I realized how important my photography is to me. And it was killing me that I was not accomplishing as much as I would have liked while on the road.

A few people have asked me about CDL school; how did I feel about spending money on a school to only be in the job for five months? I tell them that I spent over 5 years getting a Bachelors Degree in Art that I’ve never really done anything with, so 1 month of training for 5 months of employment is the best ROI I’ve ever gotten from education.

I have two competing views regarding my choice to major in Art. On the one hand, yes, it was a bad decision. Obviously. My mother was a CPA and she always said that I should have been one as well. Said I would have been good at it. And I probably would have been. But, more importantly, it would have given me a marketable skill. My mother could say that she was an Accountant. I know people who identify themselves as a Nurse, or a Teacher, or a Welder, or even a Truck Driver. Being able to say, “This, this is what I do” is a solid place to be, especially when looking for a job. Which is what I’m doing right now. Again.

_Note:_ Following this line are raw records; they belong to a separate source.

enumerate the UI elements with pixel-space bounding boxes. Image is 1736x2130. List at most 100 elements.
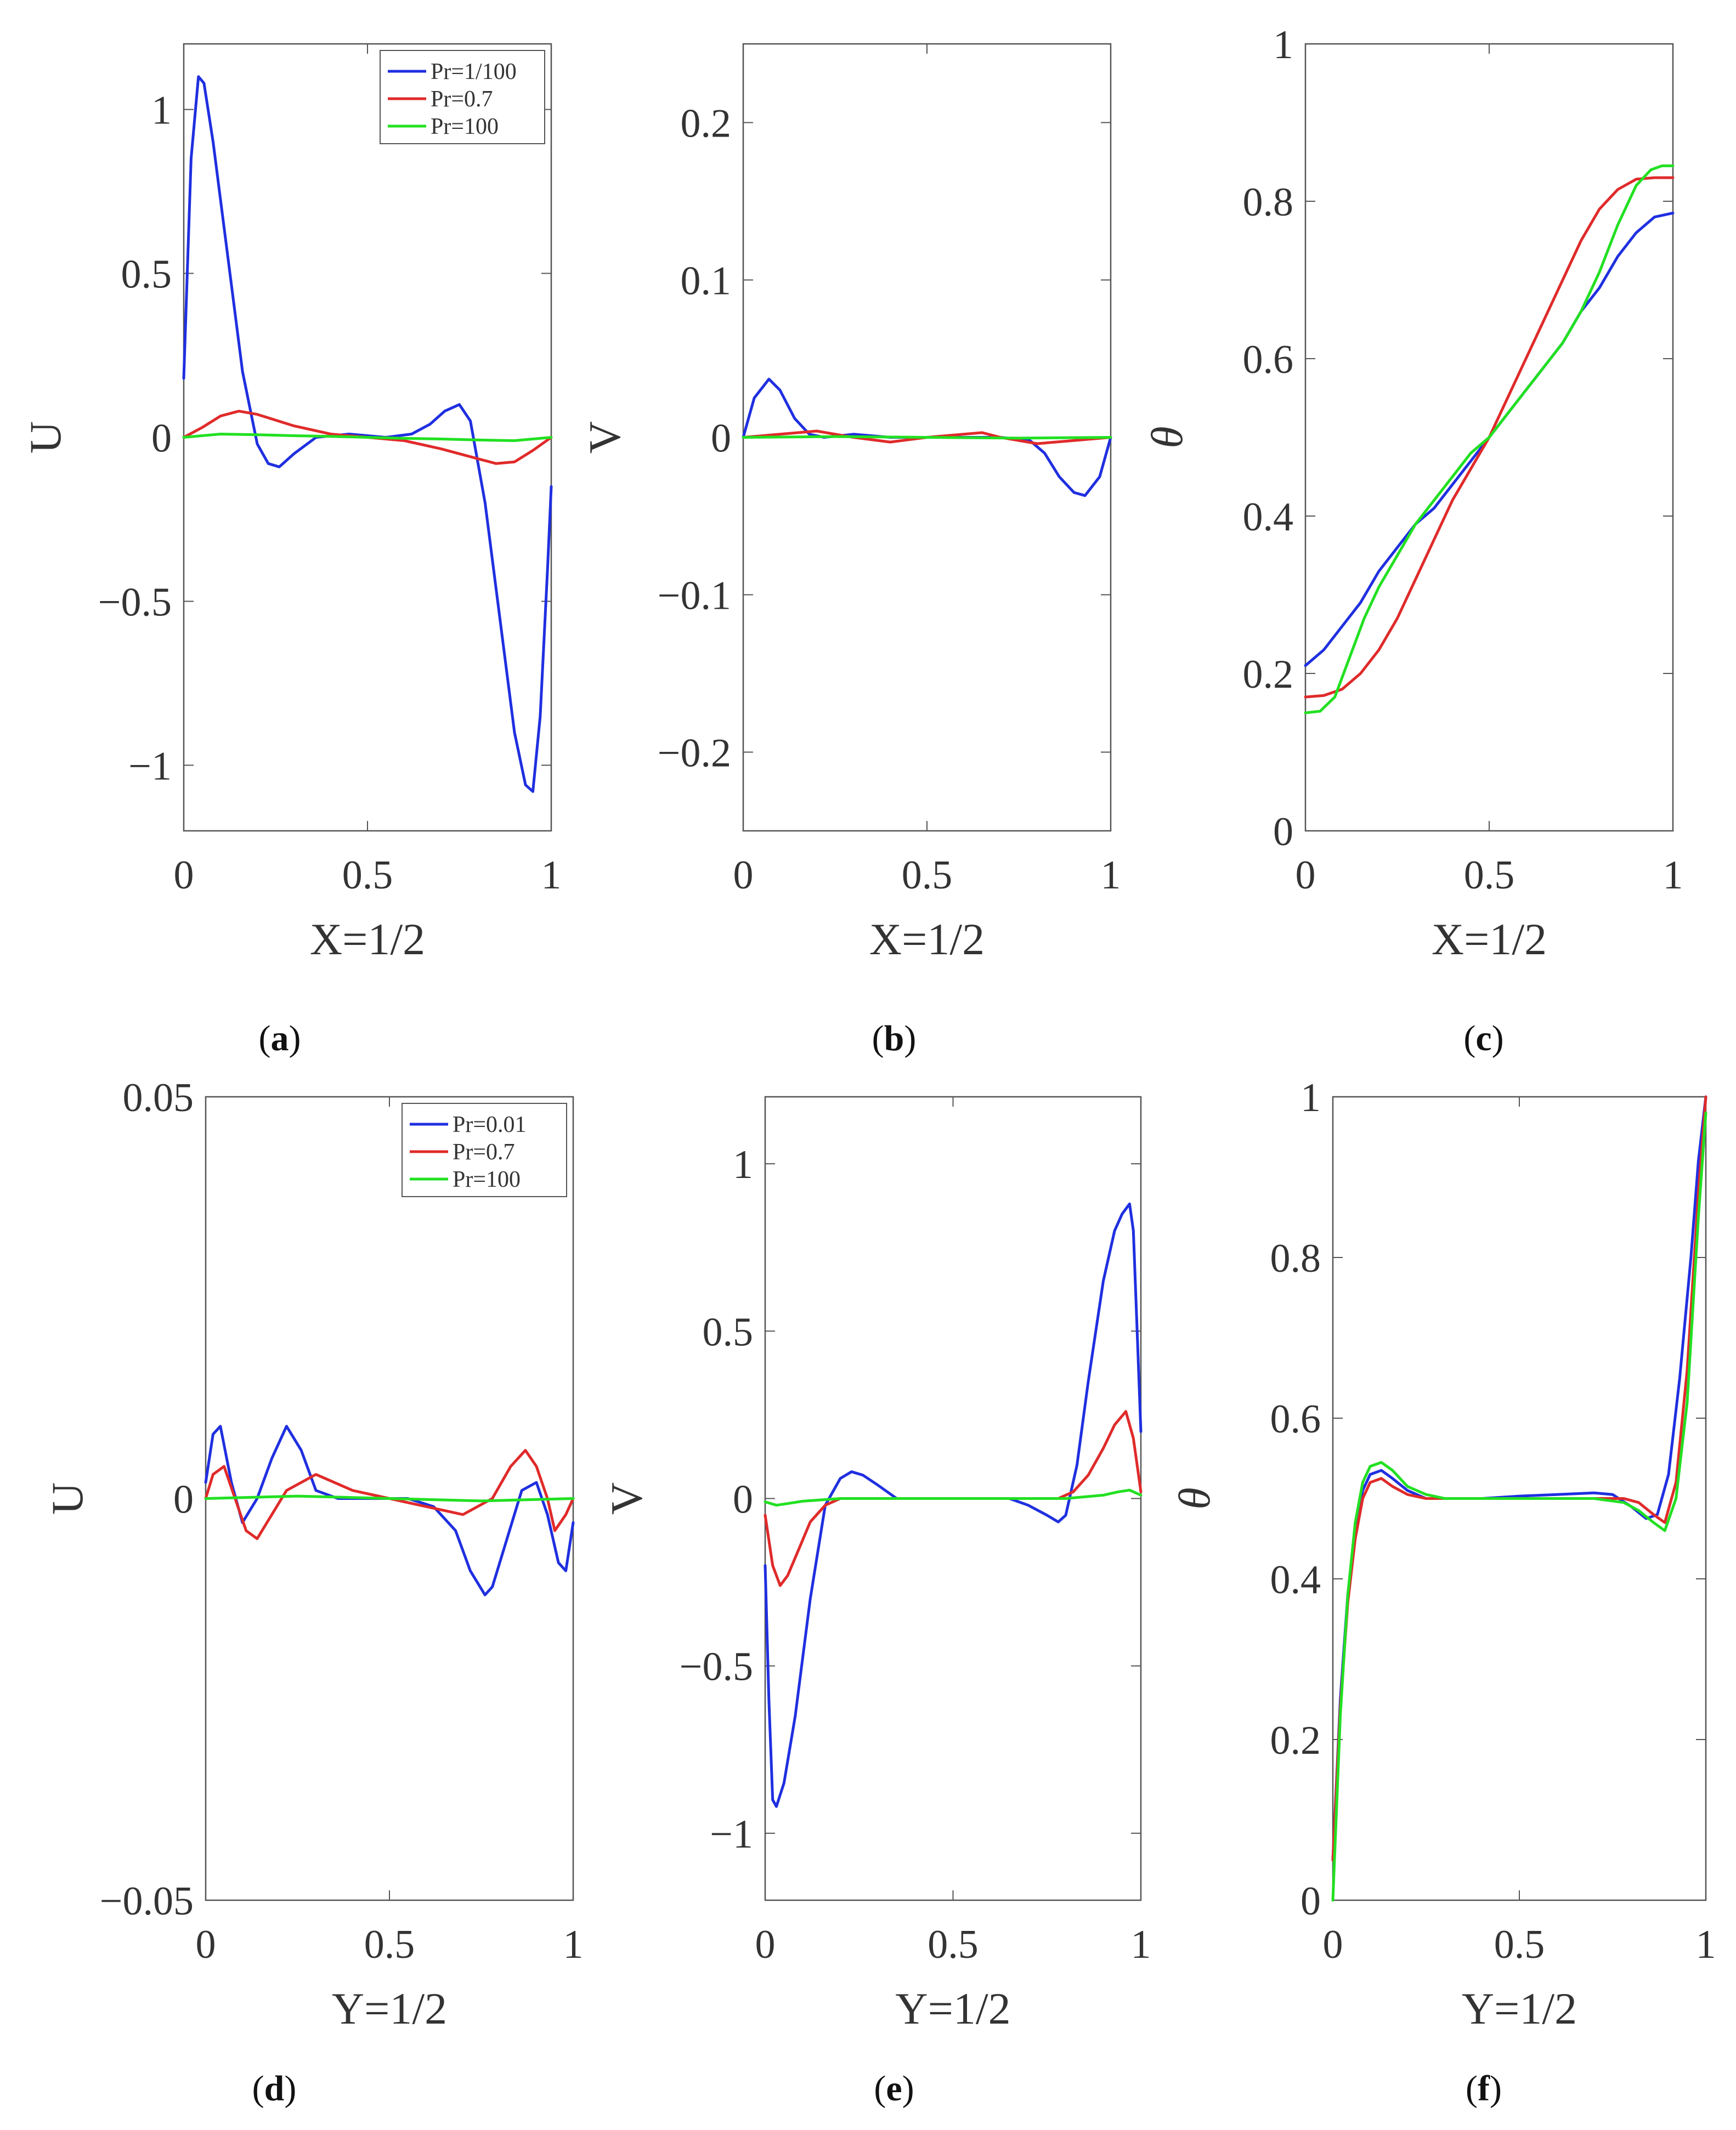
x-tick-label: 0.5 <box>342 853 393 898</box>
y-tick-label: 0.5 <box>121 252 172 297</box>
legend: Pr=0.01 Pr=0.7Pr=100 <box>402 1103 567 1197</box>
x-tick-label: 0 <box>733 853 754 898</box>
legend-entry: Pr=100 <box>453 1167 521 1192</box>
y-tick-label: 0.8 <box>1243 180 1294 225</box>
caption-letter: d <box>264 2069 285 2109</box>
x-axis-label: Y=1/2 <box>895 1984 1010 2033</box>
x-tick-label: 0.5 <box>1494 1922 1545 1967</box>
y-axis-label: θ <box>1142 426 1192 448</box>
series-line-green <box>182 433 553 442</box>
y-tick-label: 0.4 <box>1243 495 1294 540</box>
y-tick-label: 0 <box>173 1477 194 1522</box>
panel-caption: (e) <box>874 2069 914 2109</box>
chart-panel-e: 0 0.5 1 −1 −0.5 0 0.5 1 Y=1/2 V (e) <box>602 1096 1151 2109</box>
x-tick-label: 0 <box>1323 1922 1343 1967</box>
legend: Pr=1/100 Pr=0.7Pr=100 <box>380 50 545 144</box>
x-tick-label: 0.5 <box>928 1922 979 1967</box>
y-tick-label: 0 <box>151 416 172 461</box>
y-tick-label: 0.4 <box>1270 1557 1321 1602</box>
y-tick-label: 0.2 <box>1270 1718 1321 1763</box>
x-tick-label: 1 <box>563 1922 584 1967</box>
x-tick-label: 1 <box>1696 1922 1716 1967</box>
y-axis-label: U <box>20 421 70 454</box>
x-axis-label: X=1/2 <box>310 914 425 964</box>
x-tick-label: 0.5 <box>364 1922 415 1967</box>
y-tick-label: 0 <box>1300 1879 1321 1924</box>
caption-paren-open: ( <box>874 2069 886 2109</box>
series-line-red <box>742 429 1112 445</box>
legend-entry: Pr=0.7 <box>431 87 493 112</box>
series-line-green <box>742 435 1112 440</box>
legend-entry: Pr=0.01 <box>453 1112 527 1137</box>
y-tick-label: 0.6 <box>1270 1397 1321 1442</box>
y-tick-label: 0 <box>733 1477 753 1522</box>
legend-box <box>380 50 545 144</box>
caption-paren-close: ) <box>289 1018 301 1058</box>
y-axis-label: θ <box>1169 1487 1219 1509</box>
chart-panel-a: 0 0.5 1 −1 −0.5 0 0.5 1 X=1/2 U Pr=1/100 Pr=0.7Pr=1… <box>20 43 562 1058</box>
x-tick-label: 0 <box>1296 853 1316 898</box>
x-tick-label: 0.5 <box>1464 853 1515 898</box>
caption-paren-close: ) <box>904 1018 916 1058</box>
y-tick-label: 0.2 <box>681 101 732 146</box>
caption-paren-open: ( <box>252 2069 264 2109</box>
y-tick-label: 0.1 <box>681 259 732 304</box>
x-axis-label: X=1/2 <box>1432 914 1547 964</box>
x-tick-label: 1 <box>1101 853 1121 898</box>
panel-caption: (f) <box>1466 2069 1502 2109</box>
y-tick-label: −1 <box>128 744 172 789</box>
caption-letter: f <box>1478 2069 1490 2109</box>
x-tick-label: 0 <box>755 1922 776 1967</box>
x-tick-label: 1 <box>541 853 562 898</box>
x-tick-label: 0 <box>174 853 194 898</box>
x-tick-label: 1 <box>1663 853 1683 898</box>
x-axis-label: Y=1/2 <box>1462 1984 1577 2033</box>
y-tick-label: −0.5 <box>98 580 172 625</box>
series-line-green <box>1304 164 1675 715</box>
panel-caption: (d) <box>252 2069 297 2109</box>
legend-entry: Pr=0.7 <box>453 1140 515 1165</box>
caption-paren-close: ) <box>1492 1018 1504 1058</box>
x-tick-label: 0.5 <box>902 853 953 898</box>
caption-letter: c <box>1475 1018 1491 1058</box>
caption-letter: e <box>886 2069 902 2109</box>
series-line-green <box>204 1494 575 1503</box>
caption-paren-close: ) <box>902 2069 914 2109</box>
y-tick-label: 0.6 <box>1243 337 1294 382</box>
caption-paren-close: ) <box>1490 2069 1502 2109</box>
chart-panel-d: 0 0.5 1−0.0500.05Y=1/2UPr=0.01Pr=0.7Pr=100… <box>42 1075 584 2109</box>
series-line-green <box>764 1488 1143 1507</box>
series-line-green <box>1331 1111 1707 1902</box>
y-tick-label: 0.8 <box>1270 1236 1321 1281</box>
x-tick-label: 0 <box>196 1922 216 1967</box>
panel-caption: (c) <box>1463 1018 1503 1058</box>
caption-paren-open: ( <box>1466 2069 1478 2109</box>
caption-paren-open: ( <box>1463 1018 1475 1058</box>
y-tick-label: 1 <box>1300 1075 1321 1120</box>
y-tick-label: 1 <box>151 88 172 133</box>
caption-letter: a <box>271 1018 289 1058</box>
panel-caption: (a) <box>259 1018 301 1058</box>
caption-paren-open: ( <box>872 1018 884 1058</box>
y-tick-label: −1 <box>710 1812 753 1857</box>
y-tick-label: 0.5 <box>703 1310 754 1355</box>
chart-panel-f: 0 0.5 1 0 0.2 0.4 0.6 0.8 1 Y=1/2 θ (f) <box>1169 1075 1716 2109</box>
panel-caption: (b) <box>872 1018 917 1058</box>
chart-panel-c: 0 0.5 1 0 0.2 0.4 0.6 0.8 1 X=1/2 θ (c) <box>1142 22 1683 1058</box>
x-tick-label: 1 <box>1131 1922 1151 1967</box>
y-tick-label: −0.5 <box>680 1645 753 1690</box>
y-tick-label: −0.1 <box>658 574 731 619</box>
y-tick-label: −0.05 <box>100 1879 194 1924</box>
chart-panel-b: 0 0.5 1 −0.2 −0.1 0 0.1 0.2 X=1/2 V (b) <box>580 43 1121 1058</box>
x-axis-label: X=1/2 <box>869 914 985 964</box>
caption-letter: b <box>884 1018 904 1058</box>
legend-box <box>402 1103 567 1197</box>
y-axis-label: V <box>580 421 630 454</box>
y-tick-label: 0.05 <box>123 1075 194 1120</box>
x-axis-label: Y=1/2 <box>332 1984 447 2033</box>
caption-paren-close: ) <box>284 2069 296 2109</box>
y-tick-label: 0 <box>711 416 731 461</box>
y-axis-label: V <box>602 1482 652 1515</box>
y-tick-label: 0 <box>1273 809 1293 854</box>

In times like these, yes, I regret making that decision.

However, then I think about this in other ways. I think about how maybe, just maybe, the purpose of education should not be solely for monetary gain. We should strive to educate ourselves not only to be good employees, but to be better people. The prevailing attitude that education should serve a utilitarian function that only makes kids into wage earners rather than well-rounded adults is extremely dangerous. Knowledge of the arts, of music and dance and theater and literature should not be looked at as folly that will never enrich our bank accounts, but as fundamental to our growth as better citizens within our society.

The fact that I can appreciate a painting by Caravaggio or Picasso has done zero for me financially over the years. But when I look at Caravaggio’s The Calling Of Saint Matthew, I see a dramatic struggle between light and dark, between being caught up in your mundane duties and being made aware that I am called, we are all being called, to something greater than just sitting inside at a desk counting money all our lives. Or, when I look at Picasso’s Guernica, I see the horror of war made with a visceral impact that simple realism could never match. And it makes me want to fight harder than ever to end violence and war, at least as much as possible, in this world.

Art, real art, great art, tears at our chest, touches our heart, confounds our brain, makes us sympathize with the lonely and desire to love with the lovers. Art celebrates beauty, and challenges everything. This all sounds pretentious and overblown, I get that. It doesn’t stop me believing that majoring in art, while never enriching my wallet, made me a better person.

I’ll never say my art is equal to Caravaggio or Picasso. Hell, I doubt I’m even a good a photographer as Ken Rockwell. But, being creative is a part of me, and has been from my earliest memories. And photography has become a true passion, one that I’m determined to pursue.

You’re probably saying, “Yeah, you said that about truck driving, too.” Fair point. Here’s my response.

I’ve told this story before, that after my mother past away in 2011, we divided up her belongings into two separate, distinct categories. There was the stuff, mostly junk, that we ended up either giving away or throwing away. And photographs. When my dad passed away in 2014, we repeated that process. My wife’s father passed away this year. Most of what he owned has been sold off or thrown away. What did my wife save, carefully pack and bring back home with her? Photographs. Stacks of photographs.

When I go, my memories of sunsets, and movies, and laughs with friends and family will be gone too. But, hopefully, my photographs will continue to be around. Hopefully someone will collect my work, the way Carole and I have collected our families photographs. And maybe, just maybe, my art will inspire others in ways similar to how other artists inspired me.”